Wiele mówiło się o spotkaniu pomiędzy Sevillą, a Valencią, gdy portero Nietoperzy drwił sobie z kibiców gospodarzy. Jedną z sytuacją ogłoszono nawet aktem agresji, gdy César miał spięcie z chłopakiem podającym piłki, który stał za bramką - podszedł do niego i podniósł na niego rękę markując uderzenie, lecz powstrzymał się w ostatniej chwili. Kibice Sevilli, za każdym razem, gdy Sanchez był przy piłce niemiłosiernie gwizdali i wykrzykiwali obelgi, a bramkarz tylko podnosił dłoń do ucha i z wzniesionymi ramionami na znak wyzwania, i chytrym uśmieszkiem drwił z kibiców tym samym ich podjuszając. Konfrontacje te, tylko \"podgrzewały\" atmosferę na trybunach.
Bezpośrednio po meczu dyskutowano na temat zachowania bramkarza Los Che, zarówno w szatni Blanquinegros, jak i w mediach. W nie najlepszym humorze po meczu był Unai Emery, którego zespół nie dość, że przegrał 2-1, to jeszcze charakterny portero jego drużyny wchodził w sprzeczki z ekipą techniczną na stadionie i z kibicami. Co prawda, Cesar popisał się kilkoma świetnymi paradami podczas spotkania, lecz nie złagodziło to atmosfery. Emery nie był zadowolony z zachowania Sancheza. Tym razem entrenador Valencii wymaga od bramkarza, aby ten zachował spokój.
Cesar przyznaje rację trenerowi i jest świadomy swego błędu. Mówi także, iż wie, że gdy zawita na Pizjuan reakcją na jego obecność będą wzmożone gwizdy i wyzwiska ze strony kibiców, ale mówi, że dla niego będzie to tylko dodatkowa motywacja.
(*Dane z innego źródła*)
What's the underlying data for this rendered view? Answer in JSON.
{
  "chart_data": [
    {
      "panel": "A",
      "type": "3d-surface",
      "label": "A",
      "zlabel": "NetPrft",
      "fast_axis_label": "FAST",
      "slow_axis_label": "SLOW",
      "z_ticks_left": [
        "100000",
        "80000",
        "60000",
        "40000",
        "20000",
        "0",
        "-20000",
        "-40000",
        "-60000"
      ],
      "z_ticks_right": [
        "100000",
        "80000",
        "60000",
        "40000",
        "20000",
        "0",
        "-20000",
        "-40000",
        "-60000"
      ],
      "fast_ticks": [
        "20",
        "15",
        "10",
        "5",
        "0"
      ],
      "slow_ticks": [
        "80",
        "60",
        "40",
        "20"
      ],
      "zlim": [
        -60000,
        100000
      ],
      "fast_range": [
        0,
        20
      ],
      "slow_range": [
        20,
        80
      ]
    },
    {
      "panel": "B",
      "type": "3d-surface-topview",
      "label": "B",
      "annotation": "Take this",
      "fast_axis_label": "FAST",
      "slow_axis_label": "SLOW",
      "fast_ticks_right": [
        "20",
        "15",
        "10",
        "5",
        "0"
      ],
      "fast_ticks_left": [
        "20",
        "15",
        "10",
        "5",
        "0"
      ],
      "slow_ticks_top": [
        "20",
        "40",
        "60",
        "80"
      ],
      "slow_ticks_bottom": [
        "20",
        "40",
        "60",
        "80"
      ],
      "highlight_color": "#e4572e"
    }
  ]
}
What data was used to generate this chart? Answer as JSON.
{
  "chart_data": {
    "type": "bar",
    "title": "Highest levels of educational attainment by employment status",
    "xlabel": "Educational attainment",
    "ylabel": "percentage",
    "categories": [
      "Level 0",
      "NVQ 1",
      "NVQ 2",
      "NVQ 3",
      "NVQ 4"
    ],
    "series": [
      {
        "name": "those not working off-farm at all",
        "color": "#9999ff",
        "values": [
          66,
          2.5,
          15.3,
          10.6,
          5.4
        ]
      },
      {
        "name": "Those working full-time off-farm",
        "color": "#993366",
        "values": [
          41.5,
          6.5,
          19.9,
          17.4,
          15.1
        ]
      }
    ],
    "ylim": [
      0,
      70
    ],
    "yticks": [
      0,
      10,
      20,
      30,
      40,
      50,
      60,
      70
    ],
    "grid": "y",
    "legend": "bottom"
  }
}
Bramkarz po wyleczeniu swojej kontuzji powrócił do gry w meczu z Rangersami we wtorek, w Lidze Mistrzów. W piątek dołączył także do treningu z drużyną, lecz nie dokończył go, gdyż musiał wrócić do Ciudad Deportiva de Paterna, aby przejść przez ostatnie rehabilitacje. Pomimo tego, wystąpi w meczu z Sevillą, a także zmierzy się po raz kolejny w pojedynku z kibicami Palanganas.
KOMENTARZE
Teraz tłumaczenie z języka oficjalnego na potoczny: Emery nie ma jaj i woli skulić ogon pod siebie. Wymaga aby Cesar zrobił to samo, bo inaczej wszyscy zobaczą kto ma charyzmę i jest liderem drużyny, a kto chciałby nim być. Nie może być przecież tak, że bramkarz jest odważniejszy od trenera.
Motywacja jest, tylko czy nie ulotni się w Sevilli?